Dans votre film existe un lien très fort entre fiction et documentaire… C’est une vraie fiction, basée sur des fait réels de la vie de Django. Concernant la façon dont j’ai tissé les scènes, nous n’avons aucun document sur la façon dont les événements se sont déroulés, il a fallu inventer. J’aime quand on sent l’imprégnation du réel dans la réalisation, comme les Manouches qui apportent leur vérité. Bimbam, qui joue la mère de Django, a connu des persécutions pendant la guerre. Je ne voulais pas montrer l’univers des Tziganes de manière pittoresque, comme dans certains films un peu folkloriques. J’essaie d’incarner une réalité dans chacune des scènes.
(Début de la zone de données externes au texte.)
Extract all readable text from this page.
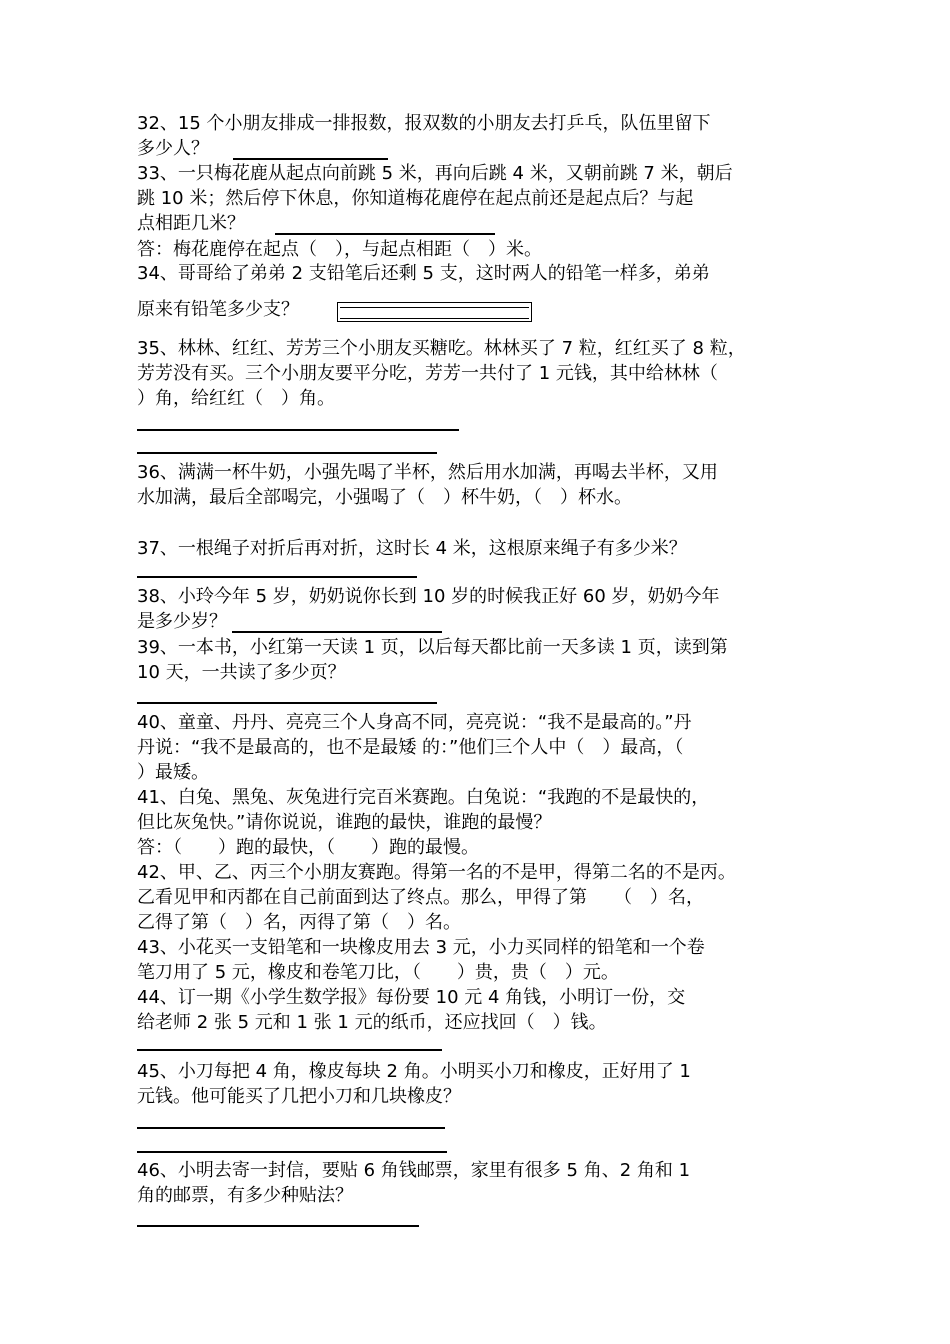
32、15 个小朋友排成一排报数，报双数的小朋友去打乒乓，队伍里留下
多少人？
33、一只梅花鹿从起点向前跳 5 米，再向后跳 4 米，又朝前跳 7 米，朝后
跳 10 米；然后停下休息，你知道梅花鹿停在起点前还是起点后？与起
点相距几米？
答：梅花鹿停在起点（　），与起点相距（　）米。
34、哥哥给了弟弟 2 支铅笔后还剩 5 支，这时两人的铅笔一样多，弟弟
原来有铅笔多少支？
35、林林、红红、芳芳三个小朋友买糖吃。林林买了 7 粒，红红买了 8 粒，
芳芳没有买。三个小朋友要平分吃，芳芳一共付了 1 元钱，其中给林林（
）角，给红红（　）角。
36、满满一杯牛奶，小强先喝了半杯，然后用水加满，再喝去半杯，又用
水加满，最后全部喝完，小强喝了（　）杯牛奶，（　）杯水。
37、一根绳子对折后再对折，这时长 4 米，这根原来绳子有多少米？
38、小玲今年 5 岁，奶奶说你长到 10 岁的时候我正好 60 岁，奶奶今年
是多少岁？
39、一本书，小红第一天读 1 页，以后每天都比前一天多读 1 页，读到第
10 天，一共读了多少页？
40、童童、丹丹、亮亮三个人身高不同，亮亮说：“我不是最高的。”丹
丹说：“我不是最高的，也不是最矮 的：”他们三个人中（　）最高，（
）最矮。
41、白兔、黑兔、灰兔进行完百米赛跑。白兔说：“我跑的不是最快的，
但比灰兔快。”请你说说，谁跑的最快，谁跑的最慢？
答：（　　）跑的最快，（　　）跑的最慢。
42、甲、乙、丙三个小朋友赛跑。得第一名的不是甲，得第二名的不是丙。
乙看见甲和丙都在自己前面到达了终点。那么，甲得了第　　（　）名，
乙得了第（　）名，丙得了第（　）名。
43、小花买一支铅笔和一块橡皮用去 3 元，小力买同样的铅笔和一个卷
笔刀用了 5 元，橡皮和卷笔刀比，（　　）贵，贵（　）元。
44、订一期《小学生数学报》每份要 10 元 4 角钱，小明订一份，交
给老师 2 张 5 元和 1 张 1 元的纸币，还应找回（　）钱。
45、小刀每把 4 角，橡皮每块 2 角。小明买小刀和橡皮，正好用了 1
元钱。他可能买了几把小刀和几块橡皮？
46、小明去寄一封信，要贴 6 角钱邮票，家里有很多 5 角、2 角和 1
角的邮票，有多少种贴法？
Un parti pris très fort du film, est de plonger le spectateur dans la musique… Il s’agit de lui faire rencontrer le personnage à travers sa musique. C’est pour cela que pendant cette longue séquence de sept minutes on est vraiment dans l’espace-temps du concert. Il s’agissait de montrer Django comme quelqu’un qui parle peu, mais s’exprime avec sa musique.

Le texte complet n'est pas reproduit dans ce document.